The song was debuted at a Boiler Room show in Los Angeles promoting Hudson Mohawke's Chimes EP. A digital broadcast by Eric Wareheim opened the performance. Dunham performed the song as QT, opening the act by sitting down and reading a fashion magazine while a voiceover endorsed the QT energy drink. Dunham then lip synced "Hey QT" while appearing disinterested.

Diplo premiered his remix of "Hey QT" on 6 March 2015 through Annie Mac's BBC Radio 1 show. His reworking is more subdued, with a drop leading into the chorus. The remix was made available as a free download on WeTransfer.

==Critical reception==
"Hey QT" was generally well received by music critics. Pitchfork named it "Best New Track". It placed 84th on The Village Voices 2014 Pazz & Jop critics' poll. Public reaction to the song was divided, with some Internet users responding with confusion or repulsion.

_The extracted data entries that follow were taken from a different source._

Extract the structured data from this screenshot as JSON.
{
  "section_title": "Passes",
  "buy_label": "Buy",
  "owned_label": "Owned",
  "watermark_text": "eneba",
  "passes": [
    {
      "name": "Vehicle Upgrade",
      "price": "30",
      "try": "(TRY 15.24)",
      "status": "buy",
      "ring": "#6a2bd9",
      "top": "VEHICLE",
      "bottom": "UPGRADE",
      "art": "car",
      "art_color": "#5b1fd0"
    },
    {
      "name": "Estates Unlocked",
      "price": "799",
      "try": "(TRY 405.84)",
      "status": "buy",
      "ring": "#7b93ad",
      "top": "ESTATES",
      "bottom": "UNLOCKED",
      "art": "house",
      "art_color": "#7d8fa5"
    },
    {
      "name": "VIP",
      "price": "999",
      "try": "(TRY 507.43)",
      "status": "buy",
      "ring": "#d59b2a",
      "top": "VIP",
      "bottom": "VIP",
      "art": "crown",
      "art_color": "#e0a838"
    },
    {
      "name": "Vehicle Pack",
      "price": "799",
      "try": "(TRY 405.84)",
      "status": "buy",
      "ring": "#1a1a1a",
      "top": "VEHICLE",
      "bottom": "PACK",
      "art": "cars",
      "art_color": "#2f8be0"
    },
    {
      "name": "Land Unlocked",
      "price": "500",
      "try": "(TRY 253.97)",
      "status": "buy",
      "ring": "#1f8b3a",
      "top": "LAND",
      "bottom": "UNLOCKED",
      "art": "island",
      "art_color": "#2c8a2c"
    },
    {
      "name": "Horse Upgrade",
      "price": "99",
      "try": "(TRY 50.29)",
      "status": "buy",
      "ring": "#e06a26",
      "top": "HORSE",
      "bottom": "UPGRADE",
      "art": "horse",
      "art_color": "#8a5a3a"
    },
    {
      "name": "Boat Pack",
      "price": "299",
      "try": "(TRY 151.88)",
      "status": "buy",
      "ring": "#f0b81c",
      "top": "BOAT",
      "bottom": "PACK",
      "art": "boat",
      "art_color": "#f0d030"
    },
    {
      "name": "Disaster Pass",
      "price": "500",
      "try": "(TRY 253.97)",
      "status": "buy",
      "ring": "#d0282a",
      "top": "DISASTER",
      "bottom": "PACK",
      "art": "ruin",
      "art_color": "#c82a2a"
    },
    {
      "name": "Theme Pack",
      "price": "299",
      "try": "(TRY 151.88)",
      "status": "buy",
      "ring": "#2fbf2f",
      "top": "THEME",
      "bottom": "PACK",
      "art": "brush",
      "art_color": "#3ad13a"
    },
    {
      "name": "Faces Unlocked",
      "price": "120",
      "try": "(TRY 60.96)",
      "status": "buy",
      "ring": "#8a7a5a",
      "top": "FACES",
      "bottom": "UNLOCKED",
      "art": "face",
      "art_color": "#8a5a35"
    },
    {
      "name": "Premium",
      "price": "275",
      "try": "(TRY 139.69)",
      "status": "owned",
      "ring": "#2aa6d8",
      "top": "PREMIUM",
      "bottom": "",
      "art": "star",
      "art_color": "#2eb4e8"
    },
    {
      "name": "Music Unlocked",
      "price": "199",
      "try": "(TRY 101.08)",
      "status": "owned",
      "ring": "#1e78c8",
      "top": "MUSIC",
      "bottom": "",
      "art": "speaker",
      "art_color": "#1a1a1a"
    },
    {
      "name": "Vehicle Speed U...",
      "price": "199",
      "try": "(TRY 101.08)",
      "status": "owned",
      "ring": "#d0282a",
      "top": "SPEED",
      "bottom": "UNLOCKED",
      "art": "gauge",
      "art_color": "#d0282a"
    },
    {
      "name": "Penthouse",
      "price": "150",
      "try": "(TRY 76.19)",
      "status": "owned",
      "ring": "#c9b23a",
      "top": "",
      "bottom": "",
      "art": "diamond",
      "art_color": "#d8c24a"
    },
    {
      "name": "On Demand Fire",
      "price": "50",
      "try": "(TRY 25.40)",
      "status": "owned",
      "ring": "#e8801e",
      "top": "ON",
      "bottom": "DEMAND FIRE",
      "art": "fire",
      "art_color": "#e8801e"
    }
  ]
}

"Hey QT" was chosen as number 14 on Pitchforks "100 Best Tracks of 2014". Spin ranked the song 4th on its list of "The 101 Best Songs of 2014", The Fader listed the song 3rd, and Fact magazine placed "Hey QT" 37th on its year-end list. In 2017, Vice named it the 49th best EDM song of all time. In 2021, The Forty-Fives Sophie Walker named it the 39th best hyperpop song of all time.

==Music video==
The music video for "Hey QT", directed by Bradley & Pablo, was released on 25 March 2015. The video depicts QT developing the DrinkQT energy drink. A laboratory measures her emotional state and distills it into the drink's formula. The video features CGI animations of DrinkQT, which were simulated in RealFlow and rendered using 3ds Max. It references Gap advertisements and includes product placement for Beats headphones.